1.介绍
该表引擎继承自MergeTree,可以使用 AggregatingMergeTree 表来做增量数据统计聚合。如果要按一组规则来合并减少行数,则使用 AggregatingMergeTree 是合适的。AggregatingMergeTree是通过预先定义的聚合函数计算数据并通过二进制的格式存入表内。 是SummingMergeTree的加强版,SummingMergeTree能做的是对非主键列进行sum聚合,而AggregatingMergeTree则可以指定各种聚合函数。
2.建表语句
CREATE TABLE [IF NOT EXISTS] [db.]table_name [ON CLUSTER cluster]
(
name1 [type1] [DEFAULT|MATERIALIZED|ALIAS expr1],
name2 [type2] [DEFAULT|MATERIALIZED|ALIAS expr2],
...
) ENGINE = AggregatingMergeTree()
[PARTITION BY expr]
[ORDER BY expr]
[SAMPLE BY expr]
[TTL expr]
[SETTINGS name=value, ...]
3.示例
背景: 我们需要通过uid来获取用户的昵称或者等级等属性,而宽表中虽然保存有这些属性,不过在宽表更新时,就不可用了。
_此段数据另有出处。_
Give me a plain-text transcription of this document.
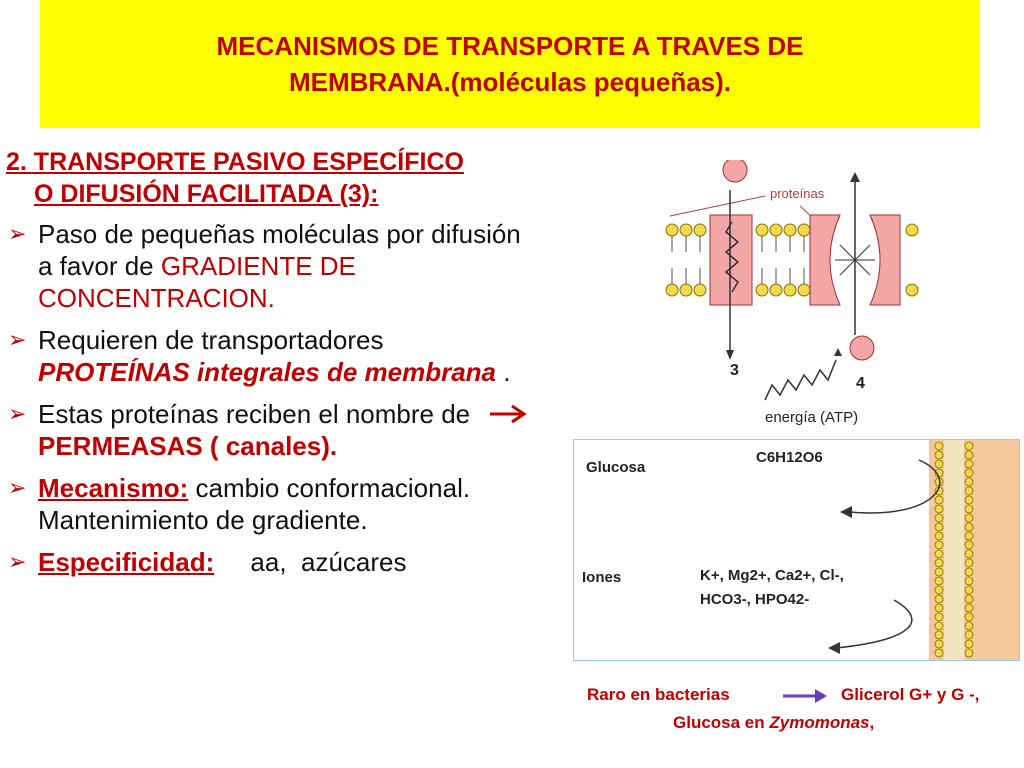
MECANISMOS DE TRANSPORTE A TRAVES DE
MEMBRANA.(moléculas pequeñas).
2. TRANSPORTE PASIVO ESPECÍFICO
O DIFUSIÓN FACILITADA (3):
➢ Paso de pequeñas moléculas por difusión a favor de GRADIENTE DE CONCENTRACION.
➢ Requieren de transportadores PROTEÍNAS integrales de membrana .
➢ Estas proteínas reciben el nombre de PERMEASAS ( canales).
➢ Mecanismo: cambio conformacional. Mantenimiento de gradiente.
➢ Especificidad:     aa,  azúcares
proteínas
3
4
energía (ATP)
Glucosa
C6H12O6
Iones	K+, Mg2+, Ca2+, Cl-,
HCO3-, HPO42-
Raro en bacterias	Glicerol G+ y G -,
Glucosa en Zymomonas,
所以通过抽取宽表的用户属性,新建一张AggregatingMergeTree表,这样的好处就是可以将更新的用户属性以insert的方式达到update的效果。
建表:
CREATE TABLE user_group_test.aggregating_table_test1 on cluster ck_cluster
(
`uid` Int64 COMMENT 'uid',
`nickname` AggregateFunction(argMaxIf, String, DateTime, UInt8) COMMENT '昵称',
`phone` AggregateFunction(argMaxIf, String, DateTime, UInt8) COMMENT '手机号码',
`experience_level` AggregateFunction(argMaxIf, String, DateTime, UInt8) COMMENT '经验等级'
)
ENGINE = ReplicatedAggregatingMergeTree('/clickhouse/user_group_test/tables/{shard}/aggregating_table_test1', '{replica}')
ORDER BY uid
SETTINGS index_granularity = 8192;
CREATE TABLE user_group_test.aggregating_table_test1_all on cluster ck_cluster
as user_group_test.aggregating_table_test1
ENGINE = Distributed('ck_cluster', 'user_group_test', 'aggregating_table_test1', intHash64(uid));
使用聚合函数插入数据:
SELECT
uid,
argMaxIfState(nickName,regTime,nickName!='') nickName,
argMaxIfState(phone,regTime,phone!='') phone,
argMaxIfState(level,regTime,level!='') level
FROM default.dwd_user_wide_all where totalDate=yesterday()
group by uid limit 20;
查询:
select uid,argMaxIfMerge(nickname),
argMaxIfMerge(experience_level)
from user_group_test.aggregating_table_test1_all
where uid=123456 group by uid;